At that time Kalej had said the company was seeking to raise $160-million so that it could begin a restructuring programme that would involve letting go half of its 12 000 workers.
Founded in 1966 and a forerunner of the Union Minière du Haut Katanga, Gecamines is engaged in the exploration, research, exploitation and production of mineral deposits including copper, cobalt, tin, gold, zinc, among others.
One of the largestmining companies in Africa, and the biggest in the Democratic Republic of Congo, Gécamines sits on the world’s greatest deposit of cobalt and is the eighth-largest producer of copper in the world.

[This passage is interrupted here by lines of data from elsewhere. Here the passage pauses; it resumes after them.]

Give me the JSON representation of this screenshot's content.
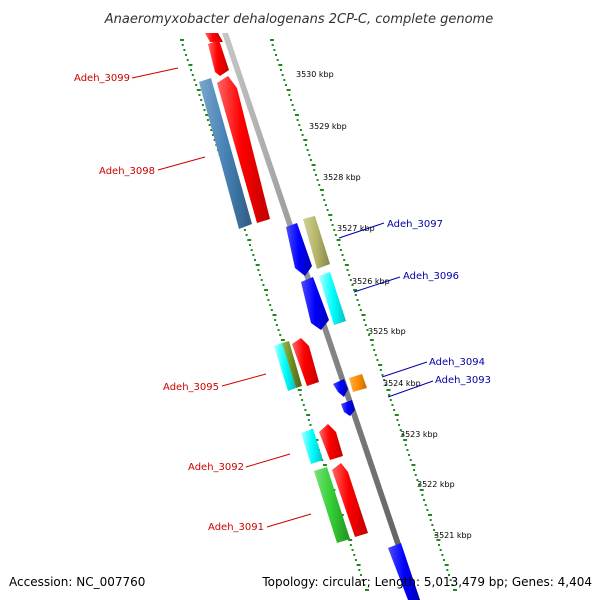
{
  "title": "Anaeromyxobacter dehalogenans 2CP-C, complete genome",
  "footer": {
    "accession": "Accession: NC_007760",
    "summary": "Topology: circular; Length: 5,013,479 bp; Genes: 4,404"
  },
  "colors": {
    "axis": "#8a8a8a",
    "tick": "#1e8a1e",
    "forward_label": "#cc0000",
    "reverse_label": "#0000aa"
  },
  "scale_labels": [
    "3530 kbp",
    "3529 kbp",
    "3528 kbp",
    "3527 kbp",
    "3526 kbp",
    "3525 kbp",
    "3524 kbp",
    "3523 kbp",
    "3522 kbp",
    "3521 kbp"
  ],
  "genes": [
    {
      "label": "Adeh_3099",
      "strand": "forward",
      "color": "#ff0000"
    },
    {
      "label": "Adeh_3098",
      "strand": "forward",
      "color": "#4682b4"
    },
    {
      "label": "Adeh_3097",
      "strand": "reverse",
      "color": "#b5b56a"
    },
    {
      "label": "Adeh_3096",
      "strand": "reverse",
      "color": "#00ffff"
    },
    {
      "label": "Adeh_3095",
      "strand": "forward",
      "color": "#6b8e23"
    },
    {
      "label": "Adeh_3094",
      "strand": "reverse",
      "color": "#ff8c00"
    },
    {
      "label": "Adeh_3093",
      "strand": "reverse",
      "color": "#0000ff"
    },
    {
      "label": "Adeh_3092",
      "strand": "forward",
      "color": "#00ffff"
    },
    {
      "label": "Adeh_3091",
      "strand": "forward",
      "color": "#32cd32"
    }
  ]
}
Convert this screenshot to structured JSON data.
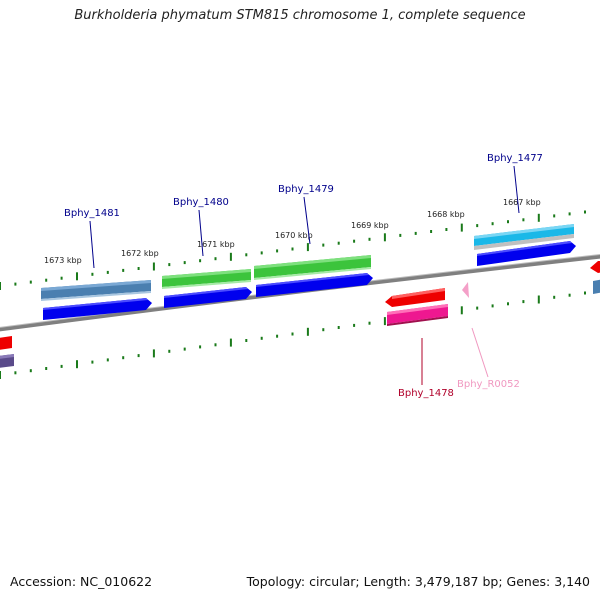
{
  "title": "Burkholderia phymatum STM815 chromosome 1, complete sequence",
  "footer": {
    "accession": "Accession: NC_010622",
    "summary": "Topology: circular; Length: 3,479,187 bp; Genes: 3,140"
  },
  "kbp_labels": [
    "1673 kbp",
    "1672 kbp",
    "1671 kbp",
    "1670 kbp",
    "1669 kbp",
    "1668 kbp",
    "1667 kbp"
  ],
  "gene_labels": {
    "bphy_1481": "Bphy_1481",
    "bphy_1480": "Bphy_1480",
    "bphy_1479": "Bphy_1479",
    "bphy_1477": "Bphy_1477",
    "bphy_1478": "Bphy_1478",
    "bphy_r0052": "Bphy_R0052"
  },
  "colors": {
    "backbone": "#808080",
    "tick": "#1a7a1a",
    "label_blue": "#00008b",
    "label_red": "#b0002a",
    "label_pink": "#f098c0",
    "cds_blue": "#0000ee",
    "steel": "#4a7fb0",
    "green": "#3cc43c",
    "cyan": "#1ab8e8",
    "red": "#ee0000",
    "magenta": "#ee1890",
    "pink": "#f4a0c8"
  }
}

Located in the mineral-rich Katanga Province, Gécamines is currently going through a $3 billion reorganization Strategic Development Plan (2012-2016) with the main objective of repositioning itself as one of the world’s top mining majors, mainly by focusing on core strategic assets in which the company has majority shares.
To boost its production and regain its lost lustre, it has also recently forged partnerships and joint ventures with companies such as Anglo-Swiss Glencore International, American giant Freeport-McMoran and London-based Eurasian Natural Resources Corporation.